Amazing. The Canadian government changed the tax law on the ridiculously popular income and energy trusts that trade on the Canadian exchanges. Overnight, almsot $48 billion left their economy and none of the politicians up there cared. See, they couldn't get at it, so it doesn't bother them that it left the investment community up there in dire straits. Typical politcal nihilism. Now, our government is continueing it'd maniacal pursuit of tax revenue and messing with tax laws too. The popular press has totally missed out on all the frenzy of legislation the Democratic congress has passed to kill, close or mangle offshore trusts or expatriation or any sort of previously legal tax avoidance. "Boobus Americanus" asleep with his six-pack again.......
Just when you thought the news on Canadian income trusts couldn't get any worse, the U.S. gets set to deal another blow to income trusts.
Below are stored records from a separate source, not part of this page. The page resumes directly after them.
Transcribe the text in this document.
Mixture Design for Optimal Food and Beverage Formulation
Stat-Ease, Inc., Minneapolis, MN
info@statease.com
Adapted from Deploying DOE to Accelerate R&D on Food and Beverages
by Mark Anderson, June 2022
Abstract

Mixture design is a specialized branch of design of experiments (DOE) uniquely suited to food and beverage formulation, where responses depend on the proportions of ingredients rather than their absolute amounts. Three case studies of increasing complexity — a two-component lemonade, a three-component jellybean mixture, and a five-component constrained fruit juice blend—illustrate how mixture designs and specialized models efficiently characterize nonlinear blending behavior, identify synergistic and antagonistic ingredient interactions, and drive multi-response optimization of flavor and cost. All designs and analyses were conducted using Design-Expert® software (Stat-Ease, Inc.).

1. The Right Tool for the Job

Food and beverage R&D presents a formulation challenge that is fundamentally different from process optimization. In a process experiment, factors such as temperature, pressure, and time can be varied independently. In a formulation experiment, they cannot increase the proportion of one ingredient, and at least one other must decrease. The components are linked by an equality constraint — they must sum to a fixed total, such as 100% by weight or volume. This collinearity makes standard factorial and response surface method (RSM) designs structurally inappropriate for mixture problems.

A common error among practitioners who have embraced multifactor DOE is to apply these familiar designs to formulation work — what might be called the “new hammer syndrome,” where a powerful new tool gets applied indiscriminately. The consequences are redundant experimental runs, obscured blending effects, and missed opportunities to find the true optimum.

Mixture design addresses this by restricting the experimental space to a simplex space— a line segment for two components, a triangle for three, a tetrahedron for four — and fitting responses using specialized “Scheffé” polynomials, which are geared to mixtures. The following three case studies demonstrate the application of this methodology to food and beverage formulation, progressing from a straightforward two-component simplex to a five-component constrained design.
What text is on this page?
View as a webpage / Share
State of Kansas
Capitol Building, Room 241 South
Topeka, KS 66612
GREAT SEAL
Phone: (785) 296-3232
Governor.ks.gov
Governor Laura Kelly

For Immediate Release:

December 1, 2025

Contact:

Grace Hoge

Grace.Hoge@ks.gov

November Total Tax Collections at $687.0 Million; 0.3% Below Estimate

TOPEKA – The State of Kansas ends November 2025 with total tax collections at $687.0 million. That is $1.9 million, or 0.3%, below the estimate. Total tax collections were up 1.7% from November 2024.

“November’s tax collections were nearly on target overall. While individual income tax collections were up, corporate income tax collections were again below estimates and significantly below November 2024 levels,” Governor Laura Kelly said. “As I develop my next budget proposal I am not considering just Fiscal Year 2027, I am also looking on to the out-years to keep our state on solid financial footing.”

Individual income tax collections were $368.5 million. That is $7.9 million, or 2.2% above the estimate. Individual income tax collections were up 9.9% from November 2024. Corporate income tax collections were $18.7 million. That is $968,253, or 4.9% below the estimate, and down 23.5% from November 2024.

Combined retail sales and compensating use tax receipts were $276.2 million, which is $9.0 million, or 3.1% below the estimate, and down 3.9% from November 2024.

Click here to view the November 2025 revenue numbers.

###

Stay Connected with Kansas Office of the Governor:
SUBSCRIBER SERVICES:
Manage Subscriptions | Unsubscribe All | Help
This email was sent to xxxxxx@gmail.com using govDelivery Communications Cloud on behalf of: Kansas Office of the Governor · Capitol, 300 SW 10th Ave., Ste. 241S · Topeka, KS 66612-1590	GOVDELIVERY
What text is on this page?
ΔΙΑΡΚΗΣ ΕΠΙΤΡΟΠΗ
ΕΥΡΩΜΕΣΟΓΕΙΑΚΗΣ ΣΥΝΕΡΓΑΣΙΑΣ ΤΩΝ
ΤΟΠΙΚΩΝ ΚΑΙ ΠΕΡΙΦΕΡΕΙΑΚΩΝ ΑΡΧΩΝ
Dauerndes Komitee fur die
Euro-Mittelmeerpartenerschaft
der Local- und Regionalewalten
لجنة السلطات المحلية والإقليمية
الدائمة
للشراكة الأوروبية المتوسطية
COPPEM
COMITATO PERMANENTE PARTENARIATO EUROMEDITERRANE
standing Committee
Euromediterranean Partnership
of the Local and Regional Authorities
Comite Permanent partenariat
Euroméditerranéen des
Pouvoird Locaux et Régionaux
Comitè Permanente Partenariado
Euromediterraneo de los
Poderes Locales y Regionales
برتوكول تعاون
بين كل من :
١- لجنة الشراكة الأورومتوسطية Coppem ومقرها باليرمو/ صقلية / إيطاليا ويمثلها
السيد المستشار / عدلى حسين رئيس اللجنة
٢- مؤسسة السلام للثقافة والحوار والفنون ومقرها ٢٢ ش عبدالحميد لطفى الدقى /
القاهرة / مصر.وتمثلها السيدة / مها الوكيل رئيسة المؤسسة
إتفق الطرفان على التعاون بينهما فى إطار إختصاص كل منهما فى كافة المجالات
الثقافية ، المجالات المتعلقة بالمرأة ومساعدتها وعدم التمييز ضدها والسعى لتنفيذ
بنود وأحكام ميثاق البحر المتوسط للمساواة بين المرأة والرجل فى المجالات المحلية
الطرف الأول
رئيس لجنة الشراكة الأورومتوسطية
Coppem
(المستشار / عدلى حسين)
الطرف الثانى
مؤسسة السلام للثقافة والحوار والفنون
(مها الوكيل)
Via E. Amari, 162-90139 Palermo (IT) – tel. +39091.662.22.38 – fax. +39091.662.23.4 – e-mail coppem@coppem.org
On October 31, 2006, the Canadian government, a conservative minority in Ottawa, shocked the income trust world by announcing the termination of favored tax status for these high-yielding securities starting in 2011.
This time, it's the United States that's considering raising the taxes on income trusts.
In the United States, income trusts, especially energy trusts, have been great investments over the last five years. Indeed, a good chunk of total Canadian energy trusts from 2002 to 2006 belonged in the hands of foreign investors. These savvy investors were lunging at those fat monthly dividends and long-term capital gains.
Distributions from income trusts are now taxed at a rate of 15% in the United States. But Democrat Congressman, Richard Neal, of Massachusetts, recently filed a bill in the House of Representatives that would revoke the existing special tax treatment on dividends from certain foreign entities like income trusts and real estate investment trusts (REITs).
Though we're just at the start of this long process, which might or might not result in a new tax ruling, it does bear bad news for Canadian income trusts and REITs. If the proposed changes become law, it would raise income trust taxes from 15% currently to 35%, a significant increase.
Both the Canadian and American governments seem bent on destroying a viable asset class that has provided critical income to retirees in a low interest rate world since 2003. Many of those individuals lost a great slice of their retirement pie last fall when Ottawa announced tax changes. Also, Canada's long-term oil and gas exploration projects are now at risk since tax rates for operations and profits will rise in 2011, further denting the country's most prosperous income generator.
For now, I'd avoid making new Canadian income trust and REIT investments. Governments on both sides of the border are not done rewriting the tax rules.